HTMLisnotaprogramminglanguage;itisamarkuplanguage.1)HTMLstructuresandformatswebcontentusingtags.2)ItworkswithCSSforstylingandJavaScriptforinteractivity,enhancingwebdevelopment.

HTML is the cornerstone of building web page structure. 1. HTML defines the content structure and semantics, and uses, etc. tags. 2. Provide semantic markers, such as, etc., to improve SEO effect. 3. To realize user interaction through tags, pay attention to form verification. 4. Use advanced elements such as, combined with JavaScript to achieve dynamic effects. 5. Common errors include unclosed labels and unquoted attribute values, and verification tools are required. 6. Optimization strategies include reducing HTTP requests, compressing HTML, using semantic tags, etc.


Hot AI Tools

Undresser.AI Undress
AI-powered app for creating realistic nude photos

AI Clothes Remover
Online AI tool for removing clothes from photos.

Undress AI Tool
Undress images for free

Clothoff.io
AI clothes remover

Video Face Swap
Swap faces in any video effortlessly with our completely free AI face swap tool!

Hot Article

Hot Tools

SAP NetWeaver Server Adapter for Eclipse
Integrate Eclipse with SAP NetWeaver application server.

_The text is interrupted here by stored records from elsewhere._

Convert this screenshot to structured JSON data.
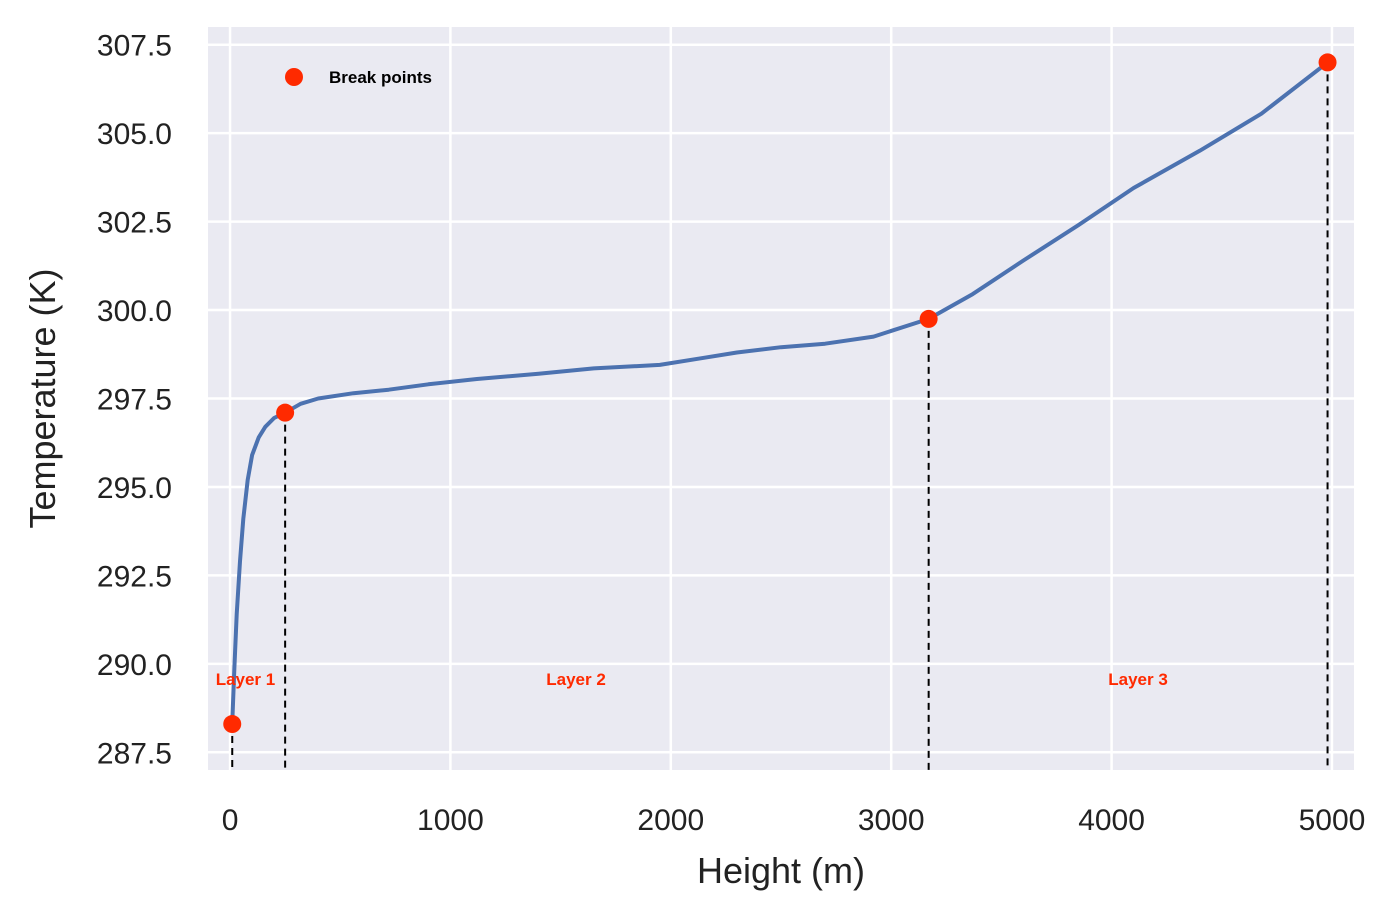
{
  "chart_data": {
    "type": "line",
    "title": "",
    "xlabel": "Height (m)",
    "ylabel": "Temperature (K)",
    "xlim": [
      -100,
      5100
    ],
    "ylim": [
      287.0,
      308.0
    ],
    "x_ticks": [
      0,
      1000,
      2000,
      3000,
      4000,
      5000
    ],
    "x_tick_labels": [
      "0",
      "1000",
      "2000",
      "3000",
      "4000",
      "5000"
    ],
    "y_ticks": [
      287.5,
      290.0,
      292.5,
      295.0,
      297.5,
      300.0,
      302.5,
      305.0,
      307.5
    ],
    "y_tick_labels": [
      "287.5",
      "290.0",
      "292.5",
      "295.0",
      "297.5",
      "300.0",
      "302.5",
      "305.0",
      "307.5"
    ],
    "grid": true,
    "background_color": "#eaeaf2",
    "grid_color": "#ffffff",
    "series": [
      {
        "color": "#4c72b0",
        "x": [
          10,
          20,
          30,
          45,
          60,
          80,
          100,
          130,
          160,
          200,
          250,
          320,
          400,
          560,
          720,
          900,
          1120,
          1400,
          1650,
          1950,
          2150,
          2300,
          2500,
          2700,
          2920,
          3170,
          3370,
          3600,
          3850,
          4100,
          4400,
          4680,
          4980
        ],
        "y": [
          288.3,
          289.9,
          291.4,
          292.9,
          294.1,
          295.2,
          295.9,
          296.4,
          296.7,
          296.95,
          297.1,
          297.35,
          297.5,
          297.65,
          297.75,
          297.9,
          298.05,
          298.2,
          298.35,
          298.45,
          298.65,
          298.8,
          298.95,
          299.05,
          299.25,
          299.75,
          300.45,
          301.4,
          302.4,
          303.45,
          304.5,
          305.55,
          307.0
        ]
      }
    ],
    "break_points": {
      "name": "Break points",
      "color": "#ff2a00",
      "x": [
        10,
        250,
        3170,
        4980
      ],
      "y": [
        288.3,
        297.1,
        299.75,
        307.0
      ],
      "vertical_lines_to": 287.0
    },
    "legend": {
      "position": "top-left",
      "entries": [
        "Break points"
      ]
    },
    "annotations": [
      {
        "text": "Layer 1",
        "x": 70,
        "y": 289.4,
        "color": "#ff2a00"
      },
      {
        "text": "Layer 2",
        "x": 1570,
        "y": 289.4,
        "color": "#ff2a00"
      },
      {
        "text": "Layer 3",
        "x": 4120,
        "y": 289.4,
        "color": "#ff2a00"
      }
    ]
  }
}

VSCode Windows 64-bit Download
A free and powerful IDE editor launched by Microsoft

SecLists
SecLists is the ultimate security tester's companion. It is a collection of various types of lists that are frequently used during security assessments, all in one place. SecLists helps make security testing more efficient and productive by conveniently providing all the lists a security tester might need. List types include usernames, passwords, URLs, fuzzing payloads, sensitive data patterns, web shells, and more. The tester can simply pull this repository onto a new test machine and he will have access to every type of list he needs.

Notepad++7.3.1
Easy-to-use and free code editor

Safe Exam Browser
Safe Exam Browser is a secure browser environment for taking online exams securely. This software turns any computer into a secure workstation. It controls access to any utility and prevents students from using unauthorized resources.